Reparenting and the Needs That Went Unmet

When Something Was Missing

Many people reach adulthood with a quiet sense that something’s off. Life might look functional or
even successful, yet underneath there’s a low level hum of emotional hunger, self doubt, or
tiredness that doesn’t quite add up. Often this isn’t because something obviously traumatic
happened, but because something essential quietly didn’t.
Reparenting yourself is the practice of giving yourself now what you didn’t reliably receive then. It’s
not about blaming your parents or putting your childhood on trial. It’s about being honest, without
cruelty, that some needs weren’t met and choosing to relate to yourself differently because of that.

 

What Reparenting Really Means

At its core, reparenting is about becoming your own secure base. A secure caregiver notices
distress, stays steady, and helps a child understand what’s happening inside them. When we didn’t
have that consistently, we adapted. We learned to minimise our feelings, grow up fast, stay alert, or
decide that needing support was a burden. Those strategies often helped us cope. Reparenting is
the slow, sometimes awkward process of realising we don’t need them in the same way anymore.

 

The Needs That Often Went Unmet

Many childhood gaps are subtle. Some people grew up without emotional validation and learned to
second guess themselves. Others lacked safety or predictability, which can later show up as
anxiety, control, or a constant sense of bracing. Some experienced neglect rather than obvious
harm. Everything looked “fine,” but no one was really there. Others had loving parents who simply
didn’t have the emotional capacity they needed. All of these experiences matter.

 

What This Looks Like in Real Life

Reparenting usually starts with noticing. We often become aware of what was missing when adult
life presses on old wounds. A partner doesn’t text back and panic flares. A small mistake brings a
wave of shame that feels wildly out of proportion. Instead of asking, “What’s wrong with me?” we
can ask, “What does this part of me need right now?”
In practice, this might mean catching an inner voice that’s sharp or dismissive and gently shifting it.
It might mean stopping when you’re overwhelmed instead of pushing through and paying for it later.
These moments aren’t dramatic, but they matter. They tell your nervous system that someone is
finally paying attention.

 

Care, Boundaries, and Inner Child Work

A healthy parent doesn’t just soothe, they also protect. Reparenting includes setting boundaries,
resting when you’re worn down, eating properly, or going to the doctor even when you really don’t
want to. These acts aren’t glamorous, but they’re stabilising.
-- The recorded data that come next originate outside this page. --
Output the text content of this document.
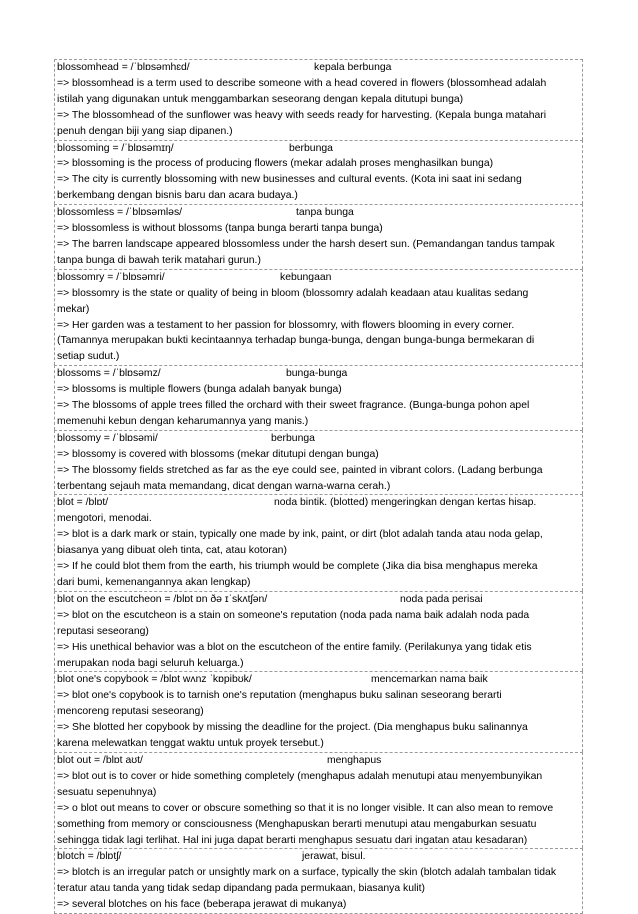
blossomhead = /ˈblɒsəmhɛd/	kepala berbunga
=> blossomhead is a term used to describe someone with a head covered in flowers (blossomhead adalah
istilah yang digunakan untuk menggambarkan seseorang dengan kepala ditutupi bunga)
=> The blossomhead of the sunflower was heavy with seeds ready for harvesting. (Kepala bunga matahari
penuh dengan biji yang siap dipanen.)
blossoming = /ˈblɒsəmɪŋ/	berbunga
=> blossoming is the process of producing flowers (mekar adalah proses menghasilkan bunga)
=> The city is currently blossoming with new businesses and cultural events. (Kota ini saat ini sedang
berkembang dengan bisnis baru dan acara budaya.)
blossomless = /ˈblɒsəmləs/	tanpa bunga
=> blossomless is without blossoms (tanpa bunga berarti tanpa bunga)
=> The barren landscape appeared blossomless under the harsh desert sun. (Pemandangan tandus tampak
tanpa bunga di bawah terik matahari gurun.)
blossomry = /ˈblɒsəmri/	kebungaan
=> blossomry is the state or quality of being in bloom (blossomry adalah keadaan atau kualitas sedang
mekar)
=> Her garden was a testament to her passion for blossomry, with flowers blooming in every corner.
(Tamannya merupakan bukti kecintaannya terhadap bunga-bunga, dengan bunga-bunga bermekaran di
setiap sudut.)
blossoms = /ˈblɒsəmz/	bunga-bunga
=> blossoms is multiple flowers (bunga adalah banyak bunga)
=> The blossoms of apple trees filled the orchard with their sweet fragrance. (Bunga-bunga pohon apel
memenuhi kebun dengan keharumannya yang manis.)
blossomy = /ˈblɒsəmi/	berbunga
=> blossomy is covered with blossoms (mekar ditutupi dengan bunga)
=> The blossomy fields stretched as far as the eye could see, painted in vibrant colors. (Ladang berbunga
terbentang sejauh mata memandang, dicat dengan warna-warna cerah.)
blot = /blɒt/	noda bintik. (blotted) mengeringkan dengan kertas hisap.
mengotori, menodai.
=> blot is a dark mark or stain, typically one made by ink, paint, or dirt (blot adalah tanda atau noda gelap,
biasanya yang dibuat oleh tinta, cat, atau kotoran)
=> If he could blot them from the earth, his triumph would be complete (Jika dia bisa menghapus mereka
dari bumi, kemenangannya akan lengkap)
blot on the escutcheon = /blɒt ɒn ðə ɪˈskʌtʃən/	noda pada perisai
=> blot on the escutcheon is a stain on someone's reputation (noda pada nama baik adalah noda pada
reputasi seseorang)
=> His unethical behavior was a blot on the escutcheon of the entire family. (Perilakunya yang tidak etis
merupakan noda bagi seluruh keluarga.)
blot one's copybook = /blɒt wʌnz ˈkɒpibʊk/	mencemarkan nama baik
=> blot one's copybook is to tarnish one's reputation (menghapus buku salinan seseorang berarti
mencoreng reputasi seseorang)
=> She blotted her copybook by missing the deadline for the project. (Dia menghapus buku salinannya
karena melewatkan tenggat waktu untuk proyek tersebut.)
blot out = /blɒt aʊt/	menghapus
=> blot out is to cover or hide something completely (menghapus adalah menutupi atau menyembunyikan
sesuatu sepenuhnya)
=> o blot out means to cover or obscure something so that it is no longer visible. It can also mean to remove
something from memory or consciousness (Menghapuskan berarti menutupi atau mengaburkan sesuatu
sehingga tidak lagi terlihat. Hal ini juga dapat berarti menghapus sesuatu dari ingatan atau kesadaran)
blotch = /blɒtʃ/	jerawat, bisul.
=> blotch is an irregular patch or unsightly mark on a surface, typically the skin (blotch adalah tambalan tidak
teratur atau tanda yang tidak sedap dipandang pada permukaan, biasanya kulit)
=> several blotches on his face (beberapa jerawat di mukanya)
Inner child work doesn’t need to be theatrical - you don’t have to visualise younger versions of
yourself if that makes you cringe. It can be as simple as noticing when a reaction feels younger than
your age and responding with patience rather than judgement.

 

Perfectly Imperfect

This work isn’t neat or linear. The nervous system learns safety slowly and often awkwardly, with
the occasional regression that feels frustrating. Some days you’ll feel grounded and capable, other
days you’ll wonder why you’re still struggling. That doesn’t mean you’re failing.

Reparenting isn’t about becoming perfectly healed or calm. It’s about building an internal
relationship that’s kinder, steadier, and more reliable over time. The work is ongoing, deeply
reparative and happens in every small moment of showing up for yourself.